Per prestazioni sanitarie è consigliata la prescrizione o relazione clinica che spieghi la necessità, utile nei controlli. Per terapie riabilitative, la prescrizione è decisiva.
Traduzione: se il documento non è in italiano, inglese, francese, tedesco o spagnolo, prepara una traduzione semplice. In caso di controllo, potrebbe essere richiesta traduzione asseverata.
Pagamenti: dal 2020 la detrazione al 19% richiede strumenti tracciabili (carta, bonifico, app), salvo medicinali, dispositivi medici e prestazioni rese da strutture pubbliche o private accreditate al SSN. All’estero, per sicurezza, paga sempre in modo tracciabile e conserva estratto conto o ricevuta POS.
Valuta estera: converti al cambio del giorno di pagamento. Usa il tasso della Banca d’Italia o il cambio applicato dall’emittente della carta, documentandolo con estratto conto o attestazione. Annota su ogni ricevuta data, cambio e controvalore in euro.

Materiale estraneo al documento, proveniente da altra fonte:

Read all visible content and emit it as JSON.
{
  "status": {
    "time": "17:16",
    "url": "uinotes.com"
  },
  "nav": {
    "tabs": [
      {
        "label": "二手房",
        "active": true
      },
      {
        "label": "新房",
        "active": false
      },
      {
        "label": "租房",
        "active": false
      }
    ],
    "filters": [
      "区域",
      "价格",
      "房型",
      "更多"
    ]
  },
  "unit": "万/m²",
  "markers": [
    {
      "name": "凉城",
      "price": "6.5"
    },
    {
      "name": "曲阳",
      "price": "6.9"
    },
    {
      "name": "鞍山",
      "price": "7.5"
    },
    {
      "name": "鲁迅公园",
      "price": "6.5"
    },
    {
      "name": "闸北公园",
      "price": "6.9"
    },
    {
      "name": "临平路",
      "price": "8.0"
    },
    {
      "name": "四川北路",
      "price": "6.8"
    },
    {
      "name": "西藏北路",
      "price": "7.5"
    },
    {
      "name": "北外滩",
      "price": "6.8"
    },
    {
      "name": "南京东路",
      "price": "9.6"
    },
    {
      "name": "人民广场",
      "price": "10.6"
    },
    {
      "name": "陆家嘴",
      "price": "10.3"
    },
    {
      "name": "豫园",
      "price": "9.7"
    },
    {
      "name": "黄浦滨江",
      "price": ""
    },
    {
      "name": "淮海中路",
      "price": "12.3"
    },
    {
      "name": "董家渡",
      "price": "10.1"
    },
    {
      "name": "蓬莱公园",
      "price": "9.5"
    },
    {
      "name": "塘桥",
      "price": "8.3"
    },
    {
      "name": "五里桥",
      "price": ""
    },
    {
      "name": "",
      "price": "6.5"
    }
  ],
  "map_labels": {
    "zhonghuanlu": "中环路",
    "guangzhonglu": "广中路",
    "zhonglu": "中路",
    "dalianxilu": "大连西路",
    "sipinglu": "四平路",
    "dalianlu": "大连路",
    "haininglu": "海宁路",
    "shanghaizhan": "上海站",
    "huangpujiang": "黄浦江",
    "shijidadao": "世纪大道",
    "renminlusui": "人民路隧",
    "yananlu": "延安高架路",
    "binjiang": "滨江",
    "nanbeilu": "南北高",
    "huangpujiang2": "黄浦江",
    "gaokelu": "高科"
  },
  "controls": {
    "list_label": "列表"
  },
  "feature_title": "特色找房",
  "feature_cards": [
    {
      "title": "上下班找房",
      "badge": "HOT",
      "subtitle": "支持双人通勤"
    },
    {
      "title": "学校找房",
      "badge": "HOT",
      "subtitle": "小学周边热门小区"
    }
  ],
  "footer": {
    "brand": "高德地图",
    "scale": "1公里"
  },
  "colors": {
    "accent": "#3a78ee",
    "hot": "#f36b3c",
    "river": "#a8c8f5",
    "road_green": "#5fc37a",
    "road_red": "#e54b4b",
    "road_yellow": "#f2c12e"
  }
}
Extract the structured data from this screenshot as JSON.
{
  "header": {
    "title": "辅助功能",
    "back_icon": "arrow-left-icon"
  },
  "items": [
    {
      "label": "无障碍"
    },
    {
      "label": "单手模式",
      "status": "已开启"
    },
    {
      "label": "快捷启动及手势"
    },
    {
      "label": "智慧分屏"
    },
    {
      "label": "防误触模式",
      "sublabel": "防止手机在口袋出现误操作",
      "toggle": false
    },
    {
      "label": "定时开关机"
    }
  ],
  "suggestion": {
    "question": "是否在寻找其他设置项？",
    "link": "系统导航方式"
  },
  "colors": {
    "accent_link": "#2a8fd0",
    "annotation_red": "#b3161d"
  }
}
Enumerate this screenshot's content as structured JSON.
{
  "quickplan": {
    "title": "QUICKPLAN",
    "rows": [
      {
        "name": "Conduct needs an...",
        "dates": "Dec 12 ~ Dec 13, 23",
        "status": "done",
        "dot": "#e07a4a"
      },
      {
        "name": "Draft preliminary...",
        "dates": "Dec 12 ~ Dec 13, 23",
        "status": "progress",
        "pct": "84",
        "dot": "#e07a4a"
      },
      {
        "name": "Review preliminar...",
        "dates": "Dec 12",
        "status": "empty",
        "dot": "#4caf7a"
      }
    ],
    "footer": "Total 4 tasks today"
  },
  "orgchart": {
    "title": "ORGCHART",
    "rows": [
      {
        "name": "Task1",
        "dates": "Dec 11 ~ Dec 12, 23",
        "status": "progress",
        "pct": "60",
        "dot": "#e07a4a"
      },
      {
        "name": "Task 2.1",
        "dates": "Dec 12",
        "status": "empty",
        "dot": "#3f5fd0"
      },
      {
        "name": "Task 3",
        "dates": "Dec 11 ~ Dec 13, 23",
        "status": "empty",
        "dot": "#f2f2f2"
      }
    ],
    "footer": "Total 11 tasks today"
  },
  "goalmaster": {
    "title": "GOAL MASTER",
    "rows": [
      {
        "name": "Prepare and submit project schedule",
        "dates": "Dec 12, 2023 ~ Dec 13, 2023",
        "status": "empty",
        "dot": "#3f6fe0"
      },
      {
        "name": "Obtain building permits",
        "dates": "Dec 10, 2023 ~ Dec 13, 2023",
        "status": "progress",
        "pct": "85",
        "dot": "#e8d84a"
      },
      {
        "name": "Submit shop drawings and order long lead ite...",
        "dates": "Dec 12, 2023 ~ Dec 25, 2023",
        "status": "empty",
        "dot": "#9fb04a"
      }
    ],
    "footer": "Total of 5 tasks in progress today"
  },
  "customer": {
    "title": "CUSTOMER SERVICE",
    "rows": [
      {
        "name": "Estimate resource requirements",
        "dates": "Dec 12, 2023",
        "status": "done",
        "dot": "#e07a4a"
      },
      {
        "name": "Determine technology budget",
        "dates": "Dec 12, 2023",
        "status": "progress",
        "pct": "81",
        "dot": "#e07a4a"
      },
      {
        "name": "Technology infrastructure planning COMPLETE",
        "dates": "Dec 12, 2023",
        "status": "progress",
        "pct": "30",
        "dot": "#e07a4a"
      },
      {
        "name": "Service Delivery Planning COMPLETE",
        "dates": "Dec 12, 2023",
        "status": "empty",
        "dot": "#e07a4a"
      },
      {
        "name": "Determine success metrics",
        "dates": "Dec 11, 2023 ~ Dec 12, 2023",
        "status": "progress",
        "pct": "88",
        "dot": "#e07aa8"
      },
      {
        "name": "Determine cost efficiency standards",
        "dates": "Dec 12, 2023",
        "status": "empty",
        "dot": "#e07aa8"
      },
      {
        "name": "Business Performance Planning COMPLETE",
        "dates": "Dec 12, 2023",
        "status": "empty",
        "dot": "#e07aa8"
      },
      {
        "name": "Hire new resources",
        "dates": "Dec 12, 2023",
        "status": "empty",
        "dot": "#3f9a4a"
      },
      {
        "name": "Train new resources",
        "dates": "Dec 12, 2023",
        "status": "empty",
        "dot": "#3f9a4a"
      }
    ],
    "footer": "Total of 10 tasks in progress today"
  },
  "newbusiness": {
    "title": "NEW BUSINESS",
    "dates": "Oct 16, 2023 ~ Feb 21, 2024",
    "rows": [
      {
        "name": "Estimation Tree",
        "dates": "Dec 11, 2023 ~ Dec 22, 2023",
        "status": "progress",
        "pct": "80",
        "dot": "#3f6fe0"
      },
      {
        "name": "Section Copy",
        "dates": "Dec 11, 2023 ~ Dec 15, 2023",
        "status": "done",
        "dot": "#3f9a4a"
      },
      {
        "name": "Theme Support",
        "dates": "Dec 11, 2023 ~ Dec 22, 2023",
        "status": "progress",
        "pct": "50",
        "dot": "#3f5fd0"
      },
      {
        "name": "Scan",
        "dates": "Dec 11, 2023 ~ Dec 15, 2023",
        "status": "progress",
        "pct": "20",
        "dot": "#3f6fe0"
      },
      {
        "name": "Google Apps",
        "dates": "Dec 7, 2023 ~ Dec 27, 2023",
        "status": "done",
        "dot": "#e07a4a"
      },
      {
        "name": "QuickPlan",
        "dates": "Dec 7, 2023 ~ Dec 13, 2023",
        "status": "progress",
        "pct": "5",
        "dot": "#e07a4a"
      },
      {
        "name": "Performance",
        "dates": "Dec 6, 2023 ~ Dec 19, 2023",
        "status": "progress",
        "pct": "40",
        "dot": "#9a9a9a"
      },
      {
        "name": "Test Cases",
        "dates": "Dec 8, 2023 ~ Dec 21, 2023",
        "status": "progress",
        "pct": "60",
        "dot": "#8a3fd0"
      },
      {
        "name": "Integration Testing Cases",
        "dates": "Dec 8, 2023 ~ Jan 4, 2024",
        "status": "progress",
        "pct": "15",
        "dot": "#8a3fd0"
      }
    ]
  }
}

Come inserirle nel 730 o Redditi
La precompilata raramente riporta spese estere: vanno aggiunte a mano. Nel Modello 730, Quadro E, righi E1-E3, indica le spese sanitarie detraibili. Usa i righi specifici per disabili quando previsto. Nel Modello Redditi PF, sezione oneri detraibili, logica analoga.
Carica o conserva i documenti a supporto. In caso di assistenza fiscale (CAF/professionista), mostra originali e prove di pagamento. Se la spesa è stata in parte rimborsata dall’assicurazione, indica solo la quota rimasta a tuo carico.
Se ricevi un rimborso in un anno successivo dopo aver già detratto, quella somma diventa imponibile e va dichiarata come oneri detraibili rimborsati nell’anno in cui incassi.
Casi particolari e errori da evitare
Viaggio e alloggio non sono detraibili. Fanno eccezione solo ipotesi specifiche previste dalla norma per i soggetti con disabilità o i donatori, da documentare con precisione.
Cliniche non accreditate: la spesa resta detraibile se sanitaria, documentata e pagata in modo tracciabile. Diffida di preventivi generici: serve fattura dettagliata.
Odontoiatria estera: fattura con paziente, tipo di cura (es. impianto, protesi), date sedute, importi per fase, eventuali materiali. Evita diciture vaghe come “cure dentali”.
Medicina estetica: detraibile solo se ricorre una finalità terapeutica documentata. Servono diagnosi e prescrizione.
Farmaci acquistati all’estero: conserva scontrino/fattura con natura di “medicinale” e il nominativo del paziente. Il codice fiscale non è essenziale se il documento è estero, ma la riconducibilità al paziente sì. Meglio usare pagamenti tracciabili anche qui.
Assicurazioni viaggio: detrai solo la parte non rimborsata. Chiedi sempre alla compagnia l’attestazione delle somme riconosciute.
SSN o detrazione? La scelta più conveniente
Per cure programmate nell’UE/SEE puoi valutare i percorsi di rimborso tramite SSN (previa autorizzazione) o in base alla direttiva transfrontaliera. Spesso conviene se i costi sono elevati. In alternativa, resta la detrazione fiscale.
Detrazione e rimborso SSN non si sommano: si detrae solo la quota non coperta. Verifica prima di pagare, soprattutto per interventi costosi.
Controlli: cosa guarda il Fisco
L’Agenzia delle Entrate verifica coerenza della spesa, tracciabilità del pagamento quando richiesta, nominativo del paziente, natura sanitaria della prestazione o del dispositivo, cambio applicato. Per importi rilevanti, aspettati richieste di chiarimenti.
La base giuridica è l’articolo 15 del TUIR. Conservali per cinque anni: fatture/receipts, traduzioni, prescrizioni, estratti conto, attestazioni di rimborso.
Il metodo che uso sul campo
Nei servizi agli anziani ho imparato a non perdere un euro: cartellina per ogni paziente, checklist dei documenti, copia digitale su cloud. Per dispositivi come CPAP o apparecchi acustici acquistati fuori Italia, chiedo sempre certificazione CE e relazione clinica. Funziona anche per noi collezionisti abituati alle aste online: ordine maniacale dei documenti e pagamenti tracciabili. Così la detrazione arriva senza intoppi.
Prima di chiudere la dichiarazione, ricontrolla tre cose: nominativo su ogni documento, prova del pagamento, conversione in euro annotata. Sono i tre punti su cui cadono quasi tutti gli scarti.